Cooperative Agreement Terms and Conditions of Award

Not Applicable

3. Reporting

When multiple years are involved, awardees will be required to submit the annual Non-Competing Progress Report (PHS 2590 or RPPR) and financial statements as required in the NIH Grants Policy Statement.

A final progress report, invention statement, and the expenditure data portion of the Federal Financial Report are required for closeout of an award, as described in the NIH Grants Policy Statement.

The Federal Funding Accountability and Transparency Act of 2006 (Transparency Act), includes a requirement for awardees of Federal grants to report information about first-tier subawards and executive compensation under Federal assistance awards issued in FY2011 or later. All awardees of applicable NIH grants and cooperative agreements are required to report to the Federal Subaward Reporting System (FSRS) available at www.fsrs.gov on all subawards over $25,000. See the NIH Grants Policy Statement for additional information on this reporting requirement.

Section VII. Agency Contacts

We encourage inquiries concerning this funding opportunity and welcome the opportunity to answer questions from potential applicants.

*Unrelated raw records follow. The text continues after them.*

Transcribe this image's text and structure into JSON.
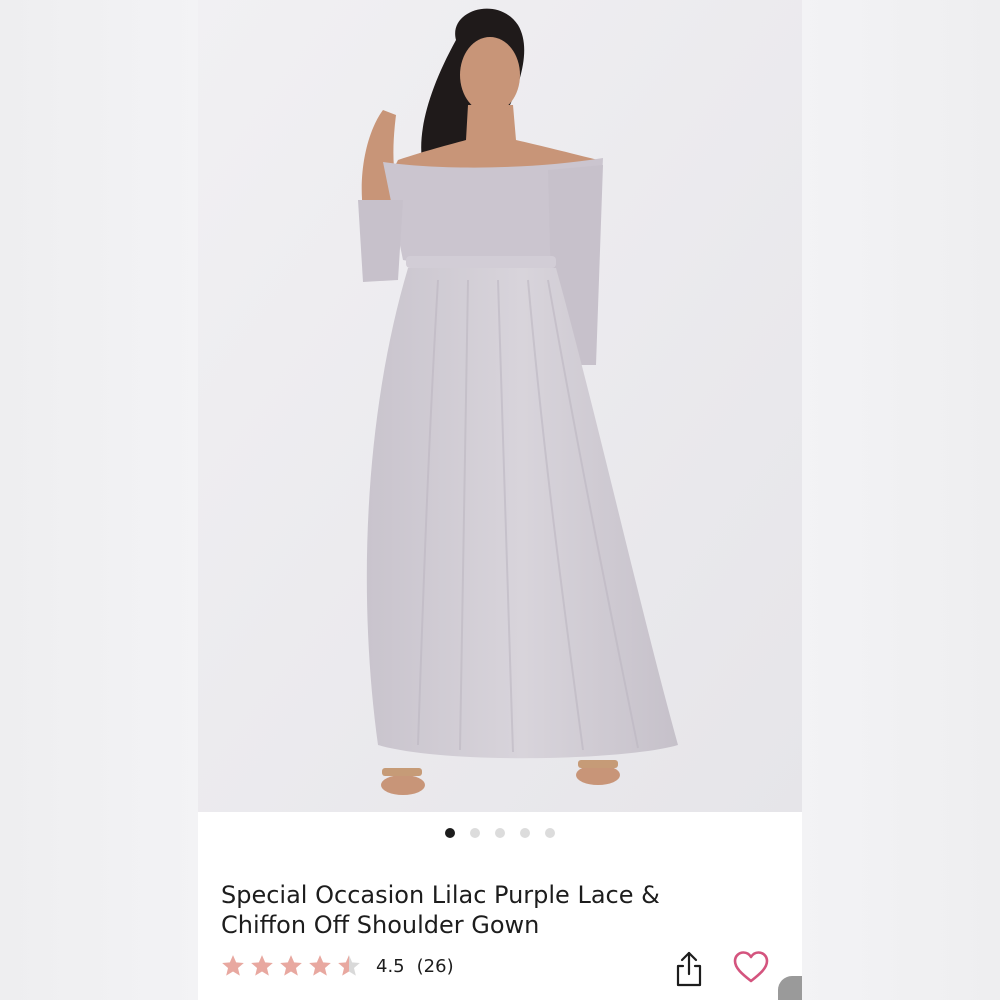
{
  "product": {
    "title_line1": "Special Occasion Lilac Purple Lace &",
    "title_line2": "Chiffon Off Shoulder Gown",
    "image_alt": "Model wearing lilac lace and chiffon off shoulder gown"
  },
  "carousel": {
    "count": 5,
    "active_index": 0
  },
  "rating": {
    "value": "4.5",
    "count": "(26)",
    "stars_out_of_5": 4.5,
    "star_color": "#e8a8a0",
    "star_empty_color": "#d9d9d9"
  },
  "icons": {
    "share": "share-icon",
    "favorite": "heart-icon"
  },
  "colors": {
    "heart": "#d4547e",
    "dress": "#cfcad3"
  }
}
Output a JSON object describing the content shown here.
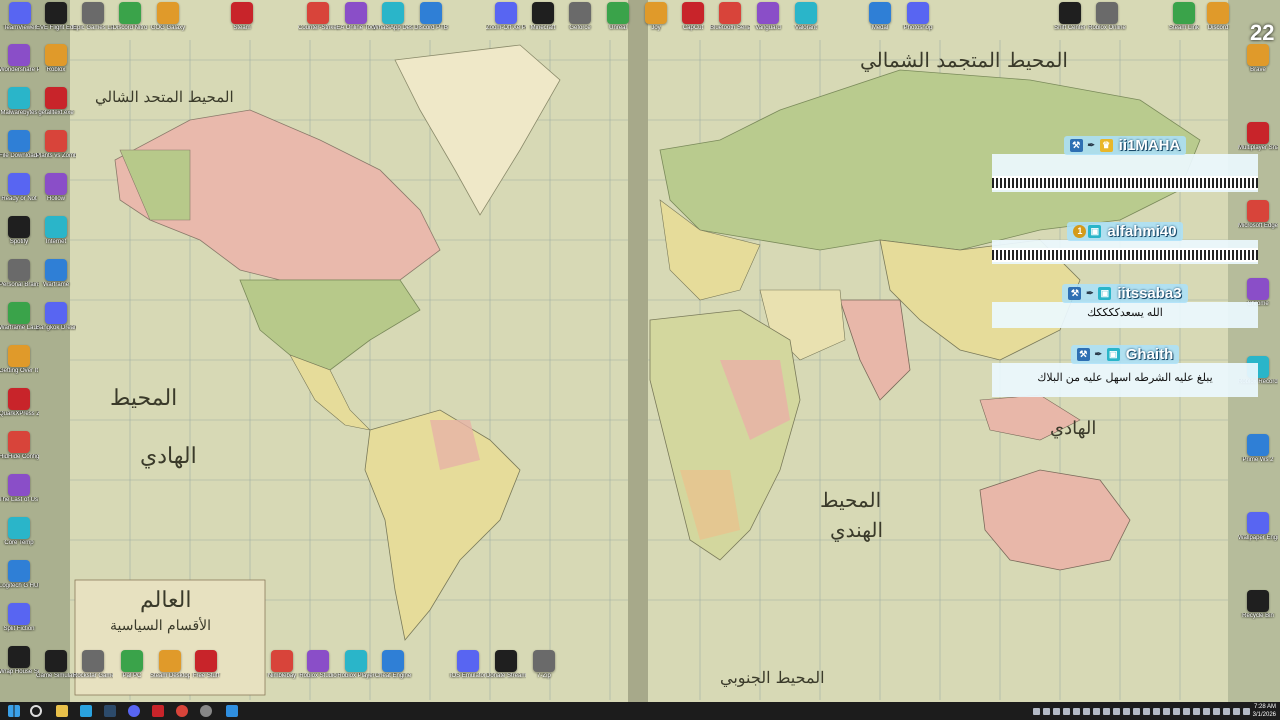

Application Submission Contacts

eRA Service Desk (Questions regarding ASSIST, eRA Commons registration, submitting and tracking an application, documenting system problems that threaten submission by the due date, post submission issues)
Telephone: 301-402-7469 or 866-504-9552 (Toll Free)
Finding Help Online: http://grants.nih.gov/support/index.html
Email: commons@od.nih.gov

Grants.gov Customer Support (Questions regarding Grants.gov registration and submission, downloading forms and application packages)
Contact Center Telephone: 800-518-4726
Web ticketing system: https://grants-portal.psc.gov/ContactUs.aspx
Email: support@grants.gov

GrantsInfo (Questions regarding application instructions and process, finding NIH grant resources)
Telephone: 301-435-0714
Email: GrantsInfo@nih.gov

Scientific/Research Contact(s)

Della Brown White, PhD
Eunice Kennedy Shriver National Institute of Child Health and Human Development (NICHD)
Telephone: 301-435-2712
Email: whitede@mail.nih.gov

Peer Review Contact(s)

Sherry Dupere, PhD
Eunice Kennedy Shriver National Institute of Child Health and Human Development (NICHD)
Telephone: 301-451-3415
Email: duperes@mail.nih.gov

Financial/Grants Management Contact(s)

Bryan Clark, MBA
Eunice Kennedy Shriver National Institute of Child Health and Human Development (NICHD)
Telephone: 301-435-6975
Email: clarkb1@mail.nih.gov

Section VIII. Other Information

Recently issued trans-NIH policy notices may affect your application submission. A full list of policy notices published by NIH is provided in the NIH Guide for Grants and Contracts. All awards are subject to the terms and conditions, cost principles, and other considerations described in the NIH Grants Policy Statement.

Authority and Regulations

Awards are made under the authorization of Sections 301 and 405 of the Public Health Service Act as amended (42 USC 241 and 284) and under Federal Regulations 42 CFR Part 52 and 45 CFR Parts 74 and 92.